Hamburg

Astronomen aus Hamburg entdecken Planeten im Orion

Hamburg. Astronomen der Hamburger Universität haben mithilfe eines Superteleskops in der chilenischen Atacama-Wüste einen Planeten im Sternbild des Orion entdeckt. Der Forschergruppe um Tobias Schmidt von der Hamburger Sternwarte sei es jetzt gelungen, den Exoplaneten, der außerhalb unseres Sonnensystems einen anderen Stern umkreist, mit Hilfe des Teleskops direkt abzubilden, teilte die Universität am Montag mit. Bislang konnte man die meisten Exoplaneten nur indirekt nachweisen. Derzeit sind 3406 Exoplaneten in 2550 Systemen bekannt.

Der Exoplanet kreist um einen Stern mit dem Namen CVSO 30, der sich rund 1200 Lichtjahre von der Erde entfernt nordwestlich des Orion-Gürtels befindet. 2012 wurde dort bereits ein Exoplanet gefunden, der den Namen CVSO 30b erhielt. Bei der erneuten direkten Beobachtung wurde jetzt der zweite Planet entdeckt. Er umkreist seinen Stern in einer Entfernung, die 662 Mal so weit ist wie die rund 150 Millionen Kilometer lange Distanz zwischen Erde und Sonne. Für einen Umlauf braucht dieser Planet mindestens 27.000 Jahre. Der bereits früher aufgespürte Exoplanet in der Nähe des Sterns dagegen hat eine Umlaufzeit von weniger als elf Stunden.

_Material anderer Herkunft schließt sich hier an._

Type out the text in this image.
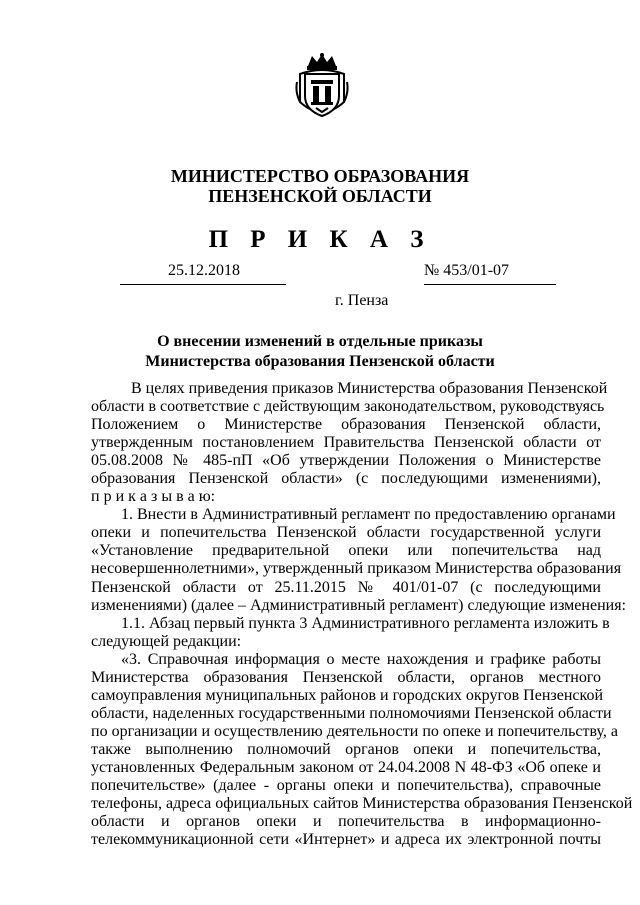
МИНИСТЕРСТВО ОБРАЗОВАНИЯ
ПЕНЗЕНСКОЙ ОБЛАСТИ
П Р И К А З
25.12.2018	№ 453/01-07
г. Пенза
О внесении изменений в отдельные приказы
Министерства образования Пензенской области
В целях приведения приказов Министерства образования Пензенской
области в соответствие с действующим законодательством, руководствуясь
Положением о Министерстве образования Пензенской области,
утвержденным постановлением Правительства Пензенской области от
05.08.2008 № 485-пП «Об утверждении Положения о Министерстве
образования Пензенской области» (с последующими изменениями),
п р и к а з ы в а ю:
1. Внести в Административный регламент по предоставлению органами
опеки и попечительства Пензенской области государственной услуги
«Установление предварительной опеки или попечительства над
несовершеннолетними», утвержденный приказом Министерства образования
Пензенской области от 25.11.2015 № 401/01-07 (с последующими
изменениями) (далее – Административный регламент) следующие изменения:
1.1. Абзац первый пункта 3 Административного регламента изложить в
следующей редакции:
«3. Справочная информация о месте нахождения и графике работы
Министерства образования Пензенской области, органов местного
самоуправления муниципальных районов и городских округов Пензенской
области, наделенных государственными полномочиями Пензенской области
по организации и осуществлению деятельности по опеке и попечительству, а
также выполнению полномочий органов опеки и попечительства,
установленных Федеральным законом от 24.04.2008 N 48-ФЗ «Об опеке и
попечительстве» (далее - органы опеки и попечительства), справочные
телефоны, адреса официальных сайтов Министерства образования Пензенской
области и органов опеки и попечительства в информационно-
телекоммуникационной сети «Интернет» и адреса их электронной почты
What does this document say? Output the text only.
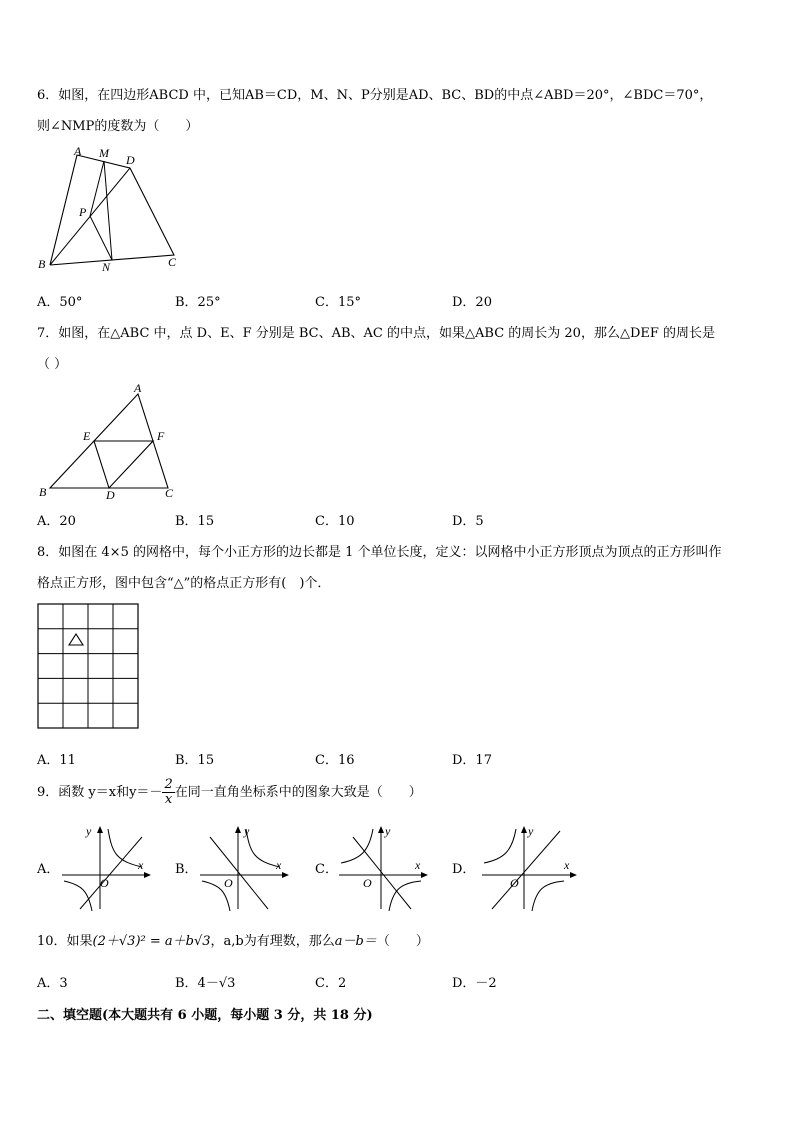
6．如图，在四边形ABCD 中，已知AB＝CD，M、N、P分别是AD、BC、BD的中点∠ABD＝20°，∠BDC＝70°，
则∠NMP的度数为（　　）
A M D
P
B	N	C
A．50°	B．25°	C．15°	D．20
7．如图，在△ABC 中，点 D、E、F 分别是 BC、AB、AC 的中点，如果△ABC 的周长为 20，那么△DEF 的周长是
（ ）
A
E	F
B	D	C
A．20	B．15	C．10	D．5
8．如图在 4×5 的网格中，每个小正方形的边长都是 1 个单位长度，定义：以网格中小正方形顶点为顶点的正方形叫作
格点正方形，图中包含“△”的格点正方形有(　)个．
A．11	B．15	C．16	D．17
9．函数 y＝x和$y=- \frac{2}{x}$ 在同一直角坐标系中的图象大致是（　　）
A．
y
x
O
B．
y
x
O
C．
y
x
O
D．
y
x
O
10．如果(2＋√3)² = a＋b√3，a,b为有理数，那么a－b＝（　　）
A．3	B．4－√3	C．2	D．－2
二、填空题(本大题共有 6 小题，每小题 3 分，共 18 分)
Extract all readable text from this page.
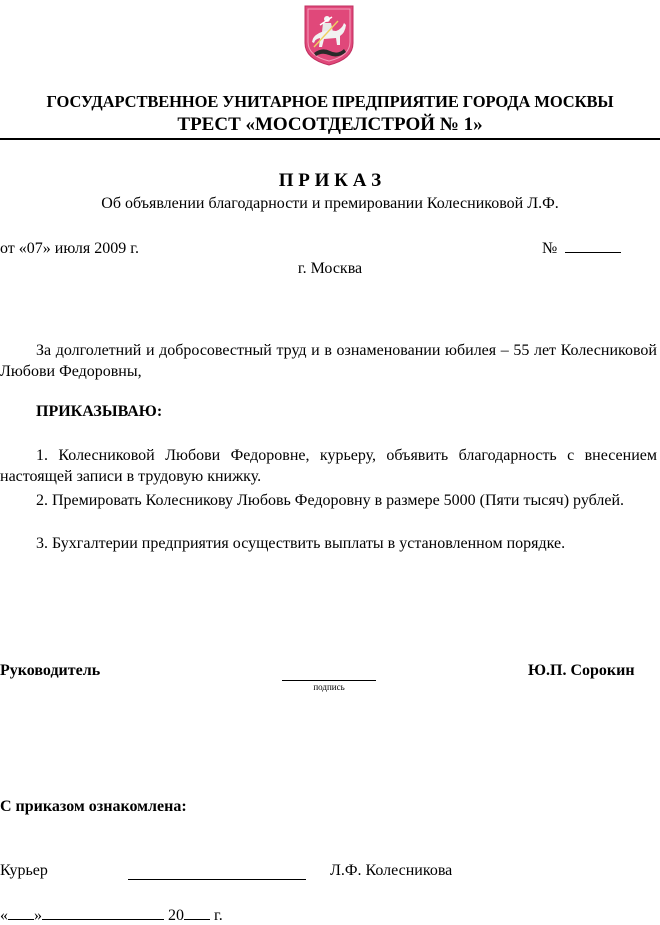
ГОСУДАРСТВЕННОЕ УНИТАРНОЕ ПРЕДПРИЯТИЕ ГОРОДА МОСКВЫ
ТРЕСТ «МОСОТДЕЛСТРОЙ № 1»
П Р И К А З
Об объявлении благодарности и премировании Колесниковой Л.Ф.
от «07» июля 2009 г.	№
г. Москва
За долголетний и добросовестный труд и в ознаменовании юбилея – 55 лет Колесниковой Любови Федоровны,
ПРИКАЗЫВАЮ:
1. Колесниковой Любови Федоровне, курьеру, объявить благодарность с внесением настоящей записи в трудовую книжку.
2. Премировать Колесникову Любовь Федоровну в размере 5000 (Пяти тысяч) рублей.
3. Бухгалтерии предприятия осуществить выплаты в установленном порядке.
Руководитель
подпись
Ю.П. Сорокин
С приказом ознакомлена:
Курьер	Л.Ф. Колесникова
« »	20 г.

Meistens werden Exoplaneten indirekt nachgewiesen: Wenn ein Exoplanet vor einem hellen Stern vorbeizieht, kann er dessen Licht geringfügig, aber messbar abschwächen. Bei der direkten Beobachtung dagegen wird der Exoplanet mit einem optischen Teleskop direkt abgebildet. Das Superteleskop in der Atacama-Wüste gehört zur Europäischen Südsternwarte und ist nach Angaben der Uni das höchstentwickelte optische Instrument der Welt. Es besteht aus vier Hauptteleskopen mit je 8,2 Metern Spiegeldurchmesser und vier beweglichen 1,8m-Hilfsteleskopen.